I'm currently learning Haskell. One of the motivations why I picked this language was to write software with a very high degree of robustness, i.e. functions that is fully defined, mathematically deterministic and never crash or produce errors. I don't mean failure caused by predicates of the system ("system out of memory", "computer on fire" etc), those are not interesting and can simply crash the entire process. I also don't mean errornous behaviour caused by invalid declarations (pi = 4).
Instead I refer to errors caused by erroneous states which I want to remove by making those states unrepresentable and non-compilable (in some functions) via strict static typing. In my mind I called these functions "pure" and figured that the strong type system would allow me to accomplish this. However Haskell does not define "pure" in this way and allow programs to crash via error in any context.
Why is catching an exception non-pure, but throwing an exception is pure?
This is completely acceptable and not strange at all. The disappointing thing however is that Haskell does not appear to provide some functionality to forbid function definitions that could lead to branches using error.
Here's a contrived example why I find this disappointing:
module Main where
import Data.Maybe
data Fruit = Apple | Banana | Orange Int | Peach
deriving(Show)
readFruit :: String -> Maybe Fruit
readFruit x =
case x of
"apple" -> Just Apple
"banana" -> Just Banana
"orange" -> Just (Orange 4)
"peach" -> Just Peach
_ -> Nothing
showFruit :: Fruit -> String
showFruit Apple = "An apple"
showFruit Banana = "A Banana"
showFruit (Orange x) = show x ++ " oranges"
printFruit :: Maybe Fruit -> String
printFruit x = showFruit $ fromJust x
main :: IO ()
main = do
line <- getLine
let fruit = readFruit line
putStrLn $ printFruit fruit
main
Let's say that I'm paranoid that the pure functions readFruit and printFruit really doesn't fail due to unhanded states. You could imagine that the code is for launching a rocket full of astronauts which in an absolutely critical routine needs to serialize and unserialize fruit values.
The first danger is naturally that we made a mistake in our pattern matching as this gives us the dreaded erroneous states that can't be handled. Thankfully Haskell provides built in ways to prevent those, we simply compile our program with -Wall which includes -fwarn-incomplete-patterns and AHA:
src/Main.hs:17:1: Warning:
Pattern match(es) are non-exhaustive
In an equation for ‘showFruit’: Patterns not matched: Peach
We forgot to serialize Peach fruits and showFruit would have thrown an error. That's an easy fix, we simply add:
showFruit Peach = "A peach"
The program now compiles without warnings, danger averted! We launch the rocket but suddenly the program crashes with:
Maybe.fromJust: Nothing
The rocket is doomed and hits the ocean caused by the following faulty line:
printFruit x = showFruit $ fromJust x
Essentially fromJust has a branch where it raises an Error so we didn't even want the program to compile if we tried to use it since printFruit absolutely had to be "super" pure. We could have fixed that for example by replacing the line with:
printFruit x = maybe "Unknown fruit!" (\y -> showFruit y) x
I find it strange that Haskell decides to implement strict typing and incomplete pattern detection, all in the nobel pursuit of preventing invalid states from being representable but falls just in front of the finish line by not giving programmers a way to detect branches to error when they are not allowed. In a sense this makes Haskell less robust then Java which forces you to declare the exceptions your functions are allowed to raise.

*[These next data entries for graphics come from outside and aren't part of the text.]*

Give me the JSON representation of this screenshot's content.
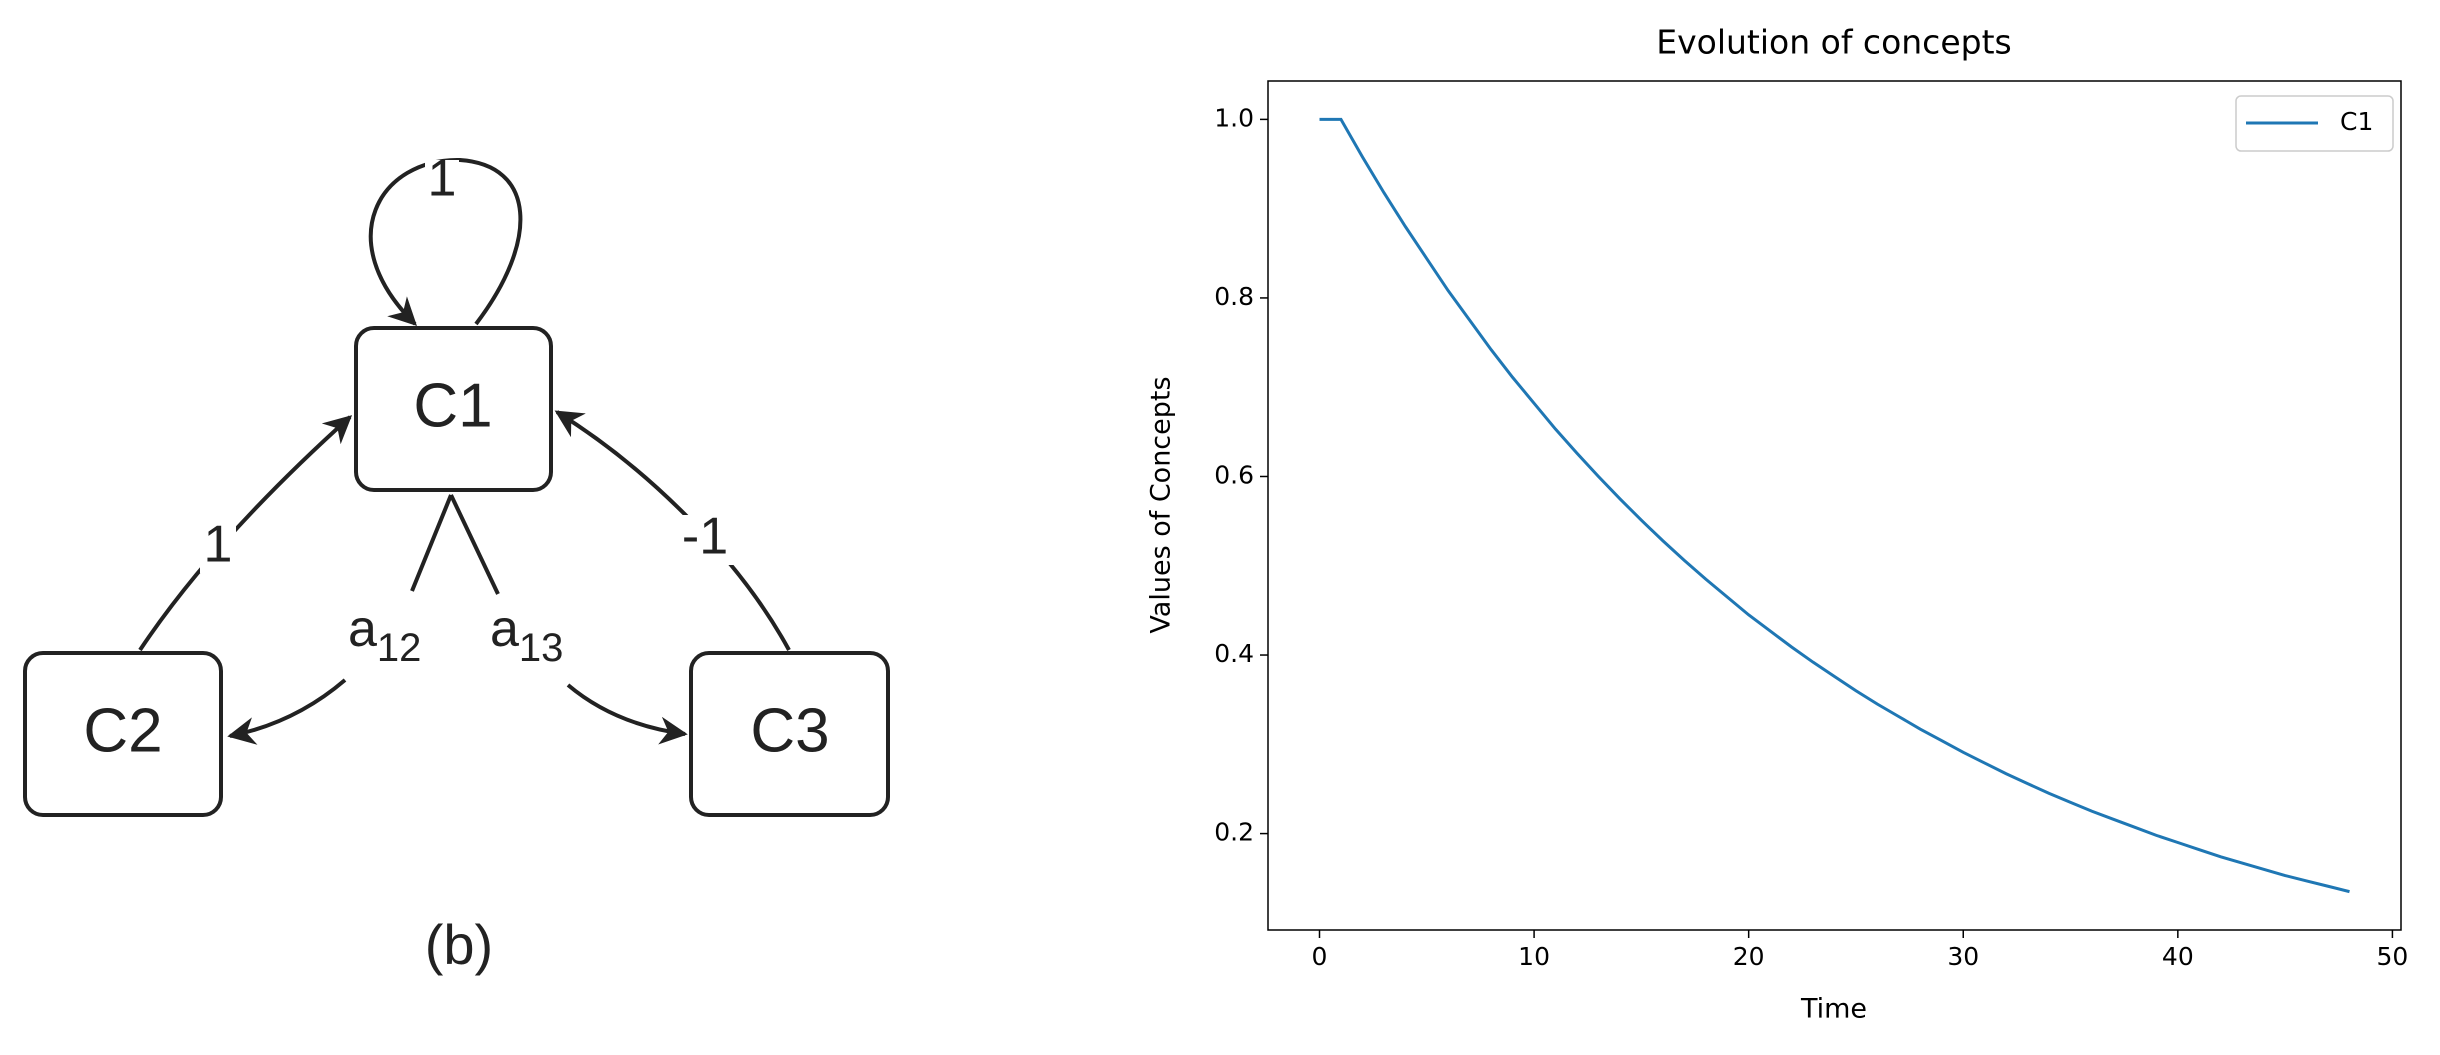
{
  "diagram": {
    "nodes": [
      {
        "label": "C1"
      },
      {
        "label": "C2"
      },
      {
        "label": "C3"
      }
    ],
    "edges": [
      {
        "label": "1"
      },
      {
        "label": "1"
      },
      {
        "label": "-1"
      },
      {
        "label": {
          "base": "a",
          "sub": "12"
        }
      },
      {
        "label": {
          "base": "a",
          "sub": "13"
        }
      }
    ],
    "caption": "(b)"
  },
  "chart_data": {
    "type": "line",
    "title": "Evolution of concepts",
    "xlabel": "Time",
    "ylabel": "Values of Concepts",
    "x": [
      0,
      1,
      2,
      3,
      4,
      5,
      6,
      7,
      8,
      9,
      10,
      11,
      12,
      13,
      14,
      15,
      16,
      17,
      18,
      19,
      20,
      21,
      22,
      23,
      24,
      25,
      26,
      27,
      28,
      29,
      30,
      31,
      32,
      33,
      34,
      35,
      36,
      37,
      38,
      39,
      40,
      41,
      42,
      43,
      44,
      45,
      46,
      47,
      48
    ],
    "series": [
      {
        "name": "C1",
        "color": "#1f77b4",
        "values": [
          1.0,
          1.0,
          0.958,
          0.918,
          0.88,
          0.844,
          0.808,
          0.775,
          0.742,
          0.711,
          0.682,
          0.653,
          0.626,
          0.6,
          0.575,
          0.551,
          0.528,
          0.506,
          0.485,
          0.465,
          0.445,
          0.427,
          0.409,
          0.392,
          0.376,
          0.36,
          0.345,
          0.331,
          0.317,
          0.304,
          0.291,
          0.279,
          0.267,
          0.256,
          0.245,
          0.235,
          0.225,
          0.216,
          0.207,
          0.198,
          0.19,
          0.182,
          0.174,
          0.167,
          0.16,
          0.153,
          0.147,
          0.141,
          0.135
        ]
      }
    ],
    "xlim": [
      -2.4,
      50.4
    ],
    "ylim": [
      0.092,
      1.043
    ],
    "xticks": [
      0,
      10,
      20,
      30,
      40,
      50
    ],
    "yticks": [
      0.2,
      0.4,
      0.6,
      0.8,
      {
        "value": 1,
        "label": "1.0"
      }
    ],
    "grid": false,
    "legend": "upper right"
  }
}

The most trivial way to implement this would be to simply undefined error in some way, locally for a function and any function used by its equation via some form of associated declaration. However this does not appear to be possible.
The wiki page about errors vs exceptions mentions an extension called "Extended Static Checking" for this purpose via contracts but it just leads to a broken link.
It basically boils down to: How do I get the program above to not compile because it uses fromJust? All ideas, suggestions and solutions are welcome.
The answer was that I wanted was a level of totality checking that Haskell unfortunately does not provide (yet?).
Alternatively I want dependent types (e.g. Idris), or a static verifier (e.g. Liquid Haskell) or syntax lint detection (e.g. hlint).
I'm really looking into Idris now, it seems like an amazing language. Here's a talk by the founder of Idris that I can recommend watching.
Credits for these answers goes to @duplode, @chi, @user3237465 and @luqui.